AIA urges Trump to continue UNESCO's architecture and design initiatives
The Statue of Liberty in New York was named a World Heritage Site in 1984
The Statue of Liberty in New York was named a UNESCO World Heritage Site in 1984

AIA urges Trump to continue UNESCO's architecture and design initiatives after withdrawal

The American Institute of Architects has declared its support for UNESCO after the US announced it is pulling out of the organisation, and encouraged President Donald Trump's administration to preserve initiatives that "reinforce the value and importance of architecture and design".
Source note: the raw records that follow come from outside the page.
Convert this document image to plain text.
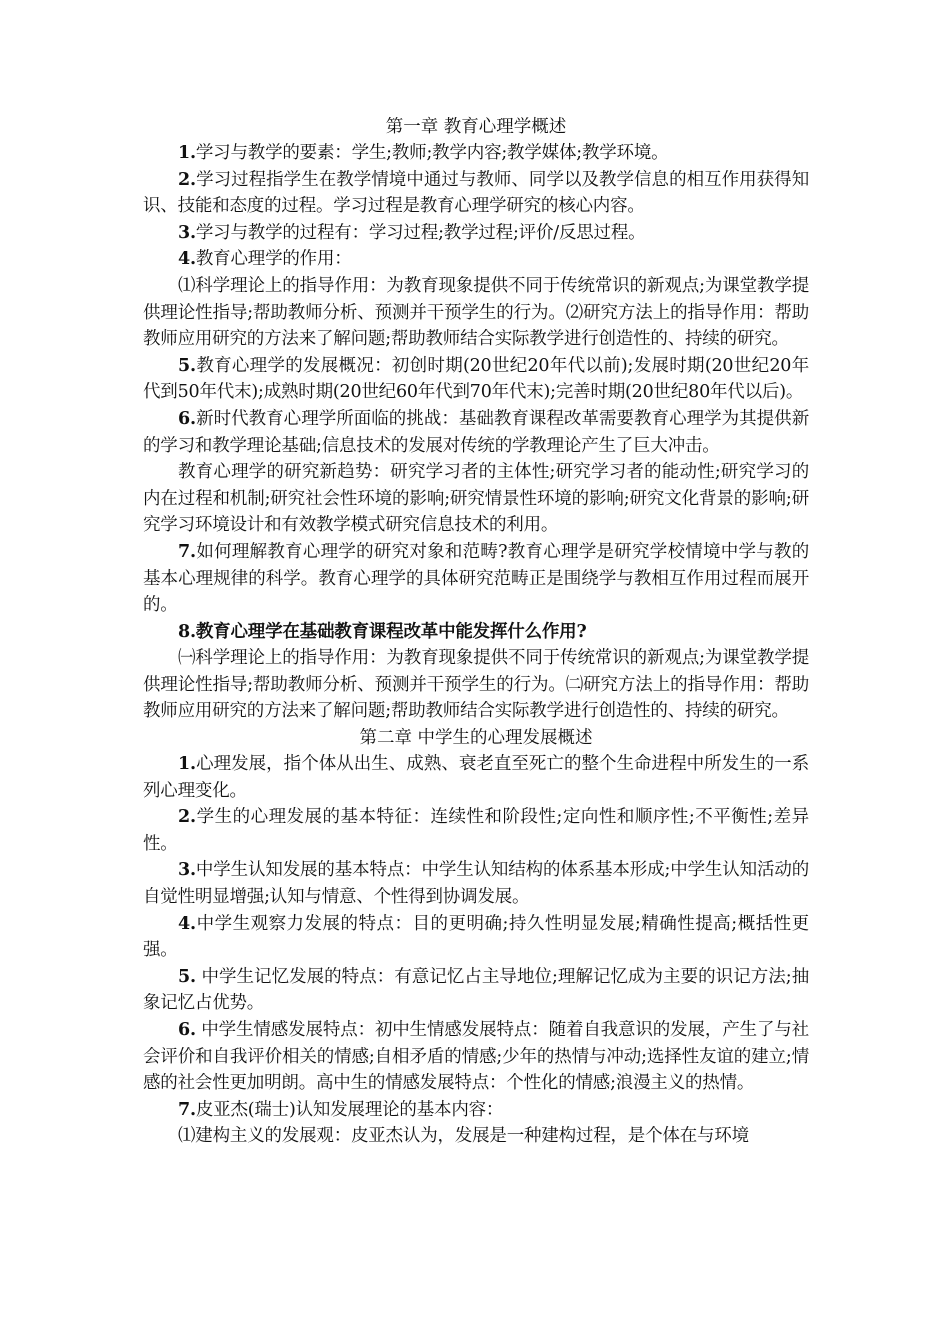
第一章 教育心理学概述

1.学习与教学的要素：学生;教师;教学内容;教学媒体;教学环境。

2.学习过程指学生在教学情境中通过与教师、同学以及教学信息的相互作用获得知识、技能和态度的过程。学习过程是教育心理学研究的核心内容。

3.学习与教学的过程有：学习过程;教学过程;评价/反思过程。

4.教育心理学的作用：

⑴科学理论上的指导作用：为教育现象提供不同于传统常识的新观点;为课堂教学提供理论性指导;帮助教师分析、预测并干预学生的行为。⑵研究方法上的指导作用：帮助教师应用研究的方法来了解问题;帮助教师结合实际教学进行创造性的、持续的研究。

5.教育心理学的发展概况：初创时期(20世纪20年代以前);发展时期(20世纪20年代到50年代末);成熟时期(20世纪60年代到70年代末);完善时期(20世纪80年代以后)。

6.新时代教育心理学所面临的挑战：基础教育课程改革需要教育心理学为其提供新的学习和教学理论基础;信息技术的发展对传统的学教理论产生了巨大冲击。

教育心理学的研究新趋势：研究学习者的主体性;研究学习者的能动性;研究学习的内在过程和机制;研究社会性环境的影响;研究情景性环境的影响;研究文化背景的影响;研究学习环境设计和有效教学模式研究信息技术的利用。

7.如何理解教育心理学的研究对象和范畴?教育心理学是研究学校情境中学与教的基本心理规律的科学。教育心理学的具体研究范畴正是围绕学与教相互作用过程而展开的。

8.教育心理学在基础教育课程改革中能发挥什么作用?

㈠科学理论上的指导作用：为教育现象提供不同于传统常识的新观点;为课堂教学提供理论性指导;帮助教师分析、预测并干预学生的行为。㈡研究方法上的指导作用：帮助教师应用研究的方法来了解问题;帮助教师结合实际教学进行创造性的、持续的研究。

第二章 中学生的心理发展概述

1.心理发展，指个体从出生、成熟、衰老直至死亡的整个生命进程中所发生的一系列心理变化。

2.学生的心理发展的基本特征：连续性和阶段性;定向性和顺序性;不平衡性;差异性。

3.中学生认知发展的基本特点：中学生认知结构的体系基本形成;中学生认知活动的自觉性明显增强;认知与情意、个性得到协调发展。

4.中学生观察力发展的特点：目的更明确;持久性明显发展;精确性提高;概括性更强。

5. 中学生记忆发展的特点：有意记忆占主导地位;理解记忆成为主要的识记方法;抽象记忆占优势。

6. 中学生情感发展特点：初中生情感发展特点：随着自我意识的发展，产生了与社会评价和自我评价相关的情感;自相矛盾的情感;少年的热情与冲动;选择性友谊的建立;情感的社会性更加明朗。高中生的情感发展特点：个性化的情感;浪漫主义的热情。

7.皮亚杰(瑞士)认知发展理论的基本内容：

⑴建构主义的发展观：皮亚杰认为，发展是一种建构过程，是个体在与环境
The AIA released a statement yesterday highlighting the importance of UNESCO, following the US Department of State announcement last week that it would be withdrawing from the United Nations Educational, Scientific and Cultural Organisation (UNESCO), due to "the need for fundamental reform in the organisation".

After leaving, the US will act as a non-member observer state that contributes "views, perspectives and expertise" to UNESCO's key issues.

The AIA emphasised the need for continued protection of world heritage sites listed by UNESCO, and urged Trump's government to pursue other cultural programmes.

"The American Institute of Architects has long supported the cultural mission of UNESCO, and especially its World Heritage Sites programme, which seeks to identify and preserve buildings and places of exceptional importance to humankind," said AIA president Thomas Vonier in the statement.

"We hope and expect that the United States will continue to work with global stakeholders to protect such sites."

The statement also "urges the administration to lend its support" to a new initiative, which will see UNESCO team up with International Union of Architects to name World Capital of Architecture every few years. It said that this "effort will reinforce the value and importance of architecture and design in human affairs".

The US Department of State said that its decision to leave UNESCO was the result of a series of problems, but particularly the body's "continuing anti-Israel bias". Shortly after the announcement, Israel declared that it would also be withdrawing.

The withdrawal, which will officially take place on 31 December 2018, follows a number of difficulties between the United Nations-backed organisation and the US. The country stopped funding UNESCO in 2011 after the body approved the full membership of Palestine, which breached an amendment that stated the US would not financially contribute to any United Nations organisation that accepted the disputed Middle Eastern state.

This will be the second time the US leaves UNESCO – President Ronald Reagan withdrew the country in 1984. The country rejoined again in 2002 under the leadership of George W Bush.

The AIA originally pledged support for Trump after his election win last November, but quickly apologised after a backlash from its members. The group has since issued several statements declaring opposition to the president's proposals, including the climate treaty withdrawal and his immigration policies.